Das Europäische Parlament schlägt als Kompromiss 7,5 Jahre Unterlagenschutz vor, verlängerbar auf bis zu 8,5 Jahre, sowie zwei Jahre Marktexklusivität, mit einer möglichen Verlängerung auf drei Jahre bei deutlichem Zusatznutzen. Insgesamt ergäbe sich damit eine maximale Schutzdauer von 11,5 Jahren.

Exklusivitätsvoucher sollen eingeschränkt bleiben

Die von der Kommission vorgeschlagene Einführung sogenannter „Voucher“ wird auch vom Rat unterstützt. Für einen Gutschein soll ein zusätzliches Jahr Unterlagenschutz gewährt werden. Der Rat hat jedoch eine neue Klausel eingeführt, wonach ein übertragbarer Gutschein nur im fünften Jahr des regulatorischen Unterlagenschutzes verwendet werden darf. Voraussetzung ist, dass der Zulassungsinhaber nachweisen kann, dass der jährliche Bruttoumsatz des Produkts in der EU in keinem der vorangegangenen vier Jahre 490 Millionen Euro überschritten hat. Die maximale Anzahl ausstellbarer Gutscheine soll von den ursprünglich von der Kommission vorgeschlagenen 15 auf fünf reduziert werden.


Aus Sicht der DSV bleiben die Gutscheine jedoch trotz begrenzter Anzahl und Einlösbarkeit problematisch. Statt Vouchern sollten auf EU-Ebene umsetzbare Instrumente im Rahmen eines „Push-and-Pull-Schemas“ entwickelt werden.

Bolar-Ausnahme soll erweitert werden

Auch die Bolar-Ausnahme wurde vom Rat erweitert. Sie erlaubt es, für Generika und Biosimilars bereits vor Ablauf des Patents Vorbereitungen für Zulassung, HTA-Bewertung sowie Preisfestsetzung und Erstattung zu treffen. Die Mitgliedstaaten haben sich darauf verständigt, den Anwendungsbereich zu konkretisieren und dahingehend zu erweitern, dass auch die Einreichung von Angeboten im Rahmen von Ausschreibungen unter die Ausnahme fällt. Ein Vorgehen, das von der DSV positiv bewertet wird.

Ausblick auf den Trilog

Am 17. Juni fand die erste Trilog-Sitzung zwischen Rat, Parlament und Kommission statt. Dabei handelte es sich jedoch nur um einen symbolischen Auftakt, der nicht über ein kurzes Händeschütteln und erste Stellungnahmen hinaus ging. Die weiteren Verhandlungen werden unter der Leitung der dänischen Ratspräsidentschaft fortgeführt.

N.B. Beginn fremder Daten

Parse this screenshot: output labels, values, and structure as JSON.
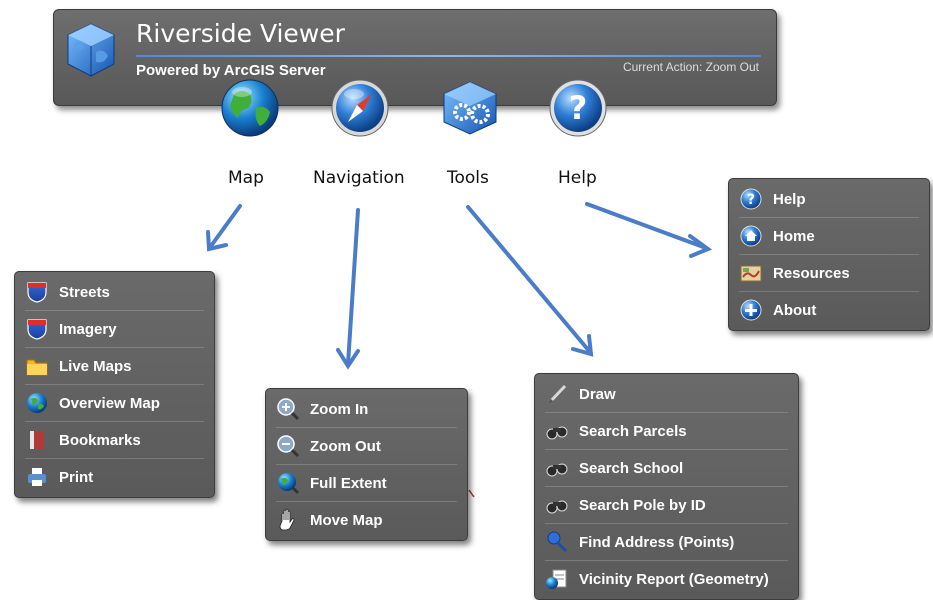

Grundsätzlich liegen die Positionen der Institutionen nicht allzu weit auseinander, sodass ein Kompromiss, möglicherweise noch bis Ende des Jahres, erzielt werden kann.


Hervorzuheben ist, dass sich seit Vorlage des Kommissionsentwurfs im Jahr 2023 die geopolitischen Rahmenbedingungen spürbar verändert haben. Diese Entwicklungen spiegeln sich insbesondere in der Position des Rates wider: Die Mitgliedstaaten betonen inzwischen deutlich stärker Aspekte wie Wettbewerbsfähigkeit und Versorgungssicherheit, während umweltpolitische Anforderungen in den Hintergrund treten.